Yes but I am no Elon Musk
Ethically monetised
non-profit
Ethically moderated
community moderation tools like community notes, but better
Make use of AI to help identify problematic content
They don't use AI for this. AI can be used very effectively to support moderation, by flagging potentially problematic content before users report it.
Blue tick with the use of Onfido or SMART identity services
Blue tick's for reach are gross.
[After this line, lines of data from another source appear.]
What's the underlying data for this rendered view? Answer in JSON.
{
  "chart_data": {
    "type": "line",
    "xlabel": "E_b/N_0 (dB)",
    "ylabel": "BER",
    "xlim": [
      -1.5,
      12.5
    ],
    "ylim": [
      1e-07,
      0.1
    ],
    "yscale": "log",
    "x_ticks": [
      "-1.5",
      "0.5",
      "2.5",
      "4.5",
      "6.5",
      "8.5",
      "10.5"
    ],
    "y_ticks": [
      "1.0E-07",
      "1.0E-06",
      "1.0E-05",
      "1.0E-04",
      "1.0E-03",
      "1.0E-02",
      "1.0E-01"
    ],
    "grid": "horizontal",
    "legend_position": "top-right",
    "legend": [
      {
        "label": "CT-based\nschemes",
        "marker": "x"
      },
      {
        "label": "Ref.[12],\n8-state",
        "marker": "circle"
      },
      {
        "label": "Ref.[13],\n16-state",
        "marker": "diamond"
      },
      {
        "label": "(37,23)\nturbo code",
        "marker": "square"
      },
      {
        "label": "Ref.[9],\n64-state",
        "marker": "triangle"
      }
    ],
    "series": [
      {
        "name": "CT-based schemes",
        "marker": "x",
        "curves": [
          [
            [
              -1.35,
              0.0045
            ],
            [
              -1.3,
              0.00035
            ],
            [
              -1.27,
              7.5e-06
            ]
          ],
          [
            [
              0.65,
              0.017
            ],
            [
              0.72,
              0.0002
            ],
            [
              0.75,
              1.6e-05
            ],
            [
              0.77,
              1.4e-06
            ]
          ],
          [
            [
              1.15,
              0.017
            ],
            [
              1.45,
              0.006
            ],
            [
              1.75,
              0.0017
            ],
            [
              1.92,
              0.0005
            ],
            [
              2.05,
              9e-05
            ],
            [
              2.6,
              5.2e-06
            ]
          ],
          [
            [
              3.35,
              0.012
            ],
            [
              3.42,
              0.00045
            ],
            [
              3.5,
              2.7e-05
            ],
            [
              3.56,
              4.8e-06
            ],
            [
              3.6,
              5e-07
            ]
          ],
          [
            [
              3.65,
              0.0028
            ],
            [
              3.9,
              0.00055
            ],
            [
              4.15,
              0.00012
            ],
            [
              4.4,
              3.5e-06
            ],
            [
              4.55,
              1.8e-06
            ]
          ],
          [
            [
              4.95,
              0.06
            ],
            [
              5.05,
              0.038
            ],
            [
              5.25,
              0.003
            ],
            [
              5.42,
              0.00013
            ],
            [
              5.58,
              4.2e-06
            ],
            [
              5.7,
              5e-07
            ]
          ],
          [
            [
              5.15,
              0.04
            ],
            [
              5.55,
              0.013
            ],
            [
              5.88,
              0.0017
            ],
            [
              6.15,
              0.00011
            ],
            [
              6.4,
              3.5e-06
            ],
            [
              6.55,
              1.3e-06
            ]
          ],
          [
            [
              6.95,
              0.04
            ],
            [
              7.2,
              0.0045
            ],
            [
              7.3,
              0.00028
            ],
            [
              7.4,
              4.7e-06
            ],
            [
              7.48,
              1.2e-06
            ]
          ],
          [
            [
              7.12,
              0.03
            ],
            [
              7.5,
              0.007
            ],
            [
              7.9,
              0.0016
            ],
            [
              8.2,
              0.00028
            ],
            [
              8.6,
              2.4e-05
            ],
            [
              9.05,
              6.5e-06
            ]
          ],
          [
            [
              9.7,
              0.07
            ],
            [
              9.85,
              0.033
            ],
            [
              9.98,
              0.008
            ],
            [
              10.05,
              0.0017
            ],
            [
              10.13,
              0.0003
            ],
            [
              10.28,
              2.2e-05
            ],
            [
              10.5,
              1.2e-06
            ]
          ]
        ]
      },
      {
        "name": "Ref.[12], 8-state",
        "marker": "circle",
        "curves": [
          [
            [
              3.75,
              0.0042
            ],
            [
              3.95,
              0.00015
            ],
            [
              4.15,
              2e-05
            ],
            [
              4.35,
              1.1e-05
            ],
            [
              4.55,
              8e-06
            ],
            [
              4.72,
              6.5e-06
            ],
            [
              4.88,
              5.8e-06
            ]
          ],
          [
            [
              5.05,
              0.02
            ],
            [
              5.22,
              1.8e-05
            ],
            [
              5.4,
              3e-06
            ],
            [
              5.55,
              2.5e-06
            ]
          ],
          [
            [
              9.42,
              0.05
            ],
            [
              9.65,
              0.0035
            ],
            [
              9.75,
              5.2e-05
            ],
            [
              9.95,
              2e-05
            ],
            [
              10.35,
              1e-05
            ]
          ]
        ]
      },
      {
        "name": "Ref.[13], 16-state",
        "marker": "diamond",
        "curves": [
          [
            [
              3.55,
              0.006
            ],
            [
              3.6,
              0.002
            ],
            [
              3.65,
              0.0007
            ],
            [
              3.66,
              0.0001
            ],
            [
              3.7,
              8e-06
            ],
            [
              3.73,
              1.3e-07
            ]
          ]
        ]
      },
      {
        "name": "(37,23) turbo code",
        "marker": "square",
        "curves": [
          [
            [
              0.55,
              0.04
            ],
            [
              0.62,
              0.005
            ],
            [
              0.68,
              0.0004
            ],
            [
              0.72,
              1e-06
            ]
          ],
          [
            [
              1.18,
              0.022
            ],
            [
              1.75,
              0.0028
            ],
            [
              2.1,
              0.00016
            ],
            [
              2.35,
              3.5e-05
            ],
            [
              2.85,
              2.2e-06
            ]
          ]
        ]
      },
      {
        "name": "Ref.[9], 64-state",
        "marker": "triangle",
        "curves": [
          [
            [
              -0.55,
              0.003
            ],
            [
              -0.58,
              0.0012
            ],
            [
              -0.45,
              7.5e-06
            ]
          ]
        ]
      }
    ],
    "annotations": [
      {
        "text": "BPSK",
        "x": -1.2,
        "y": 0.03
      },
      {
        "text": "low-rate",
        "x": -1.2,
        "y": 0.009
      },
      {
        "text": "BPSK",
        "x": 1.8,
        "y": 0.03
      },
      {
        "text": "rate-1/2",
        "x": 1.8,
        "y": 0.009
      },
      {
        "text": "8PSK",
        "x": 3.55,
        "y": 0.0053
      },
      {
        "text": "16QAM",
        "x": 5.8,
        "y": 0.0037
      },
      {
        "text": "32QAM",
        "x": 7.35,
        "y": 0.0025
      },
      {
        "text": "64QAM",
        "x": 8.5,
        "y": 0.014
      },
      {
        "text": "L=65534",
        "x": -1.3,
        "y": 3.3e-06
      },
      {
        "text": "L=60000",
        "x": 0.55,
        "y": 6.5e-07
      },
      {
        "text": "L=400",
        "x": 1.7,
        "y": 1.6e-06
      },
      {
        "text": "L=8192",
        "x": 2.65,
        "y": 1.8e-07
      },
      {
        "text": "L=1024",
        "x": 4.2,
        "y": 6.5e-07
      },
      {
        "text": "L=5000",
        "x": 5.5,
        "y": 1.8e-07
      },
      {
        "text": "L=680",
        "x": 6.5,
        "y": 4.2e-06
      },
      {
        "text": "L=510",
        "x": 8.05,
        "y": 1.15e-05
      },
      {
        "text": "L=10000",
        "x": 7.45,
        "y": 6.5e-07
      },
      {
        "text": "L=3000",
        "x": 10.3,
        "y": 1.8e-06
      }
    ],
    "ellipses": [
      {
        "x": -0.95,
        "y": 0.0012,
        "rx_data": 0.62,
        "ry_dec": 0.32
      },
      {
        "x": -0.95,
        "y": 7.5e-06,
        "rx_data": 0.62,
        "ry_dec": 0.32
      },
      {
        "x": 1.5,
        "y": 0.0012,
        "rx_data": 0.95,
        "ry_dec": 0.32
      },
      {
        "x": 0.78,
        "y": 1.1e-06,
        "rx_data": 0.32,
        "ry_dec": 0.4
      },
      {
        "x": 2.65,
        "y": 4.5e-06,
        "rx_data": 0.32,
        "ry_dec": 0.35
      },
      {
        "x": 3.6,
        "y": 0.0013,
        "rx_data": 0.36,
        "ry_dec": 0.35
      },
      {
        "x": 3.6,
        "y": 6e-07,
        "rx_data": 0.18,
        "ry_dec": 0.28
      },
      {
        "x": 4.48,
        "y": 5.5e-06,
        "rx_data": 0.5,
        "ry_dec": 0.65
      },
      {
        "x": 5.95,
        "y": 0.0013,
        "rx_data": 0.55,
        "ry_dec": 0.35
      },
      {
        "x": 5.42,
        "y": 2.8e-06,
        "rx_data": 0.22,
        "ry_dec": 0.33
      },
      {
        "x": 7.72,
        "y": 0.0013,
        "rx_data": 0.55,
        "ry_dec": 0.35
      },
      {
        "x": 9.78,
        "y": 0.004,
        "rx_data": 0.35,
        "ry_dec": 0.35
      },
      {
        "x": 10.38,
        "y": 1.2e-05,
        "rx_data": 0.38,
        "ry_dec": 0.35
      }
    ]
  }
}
Blue tick's free to everyone to verify someone is who they say they are, keeps people responsible for their actions/posts. I don't suggest forcing people to externally identify as their ID, because that is also gross and not equitable
this is great. would love to hear your thoughts on warpcast and web3 alternatives if you have any!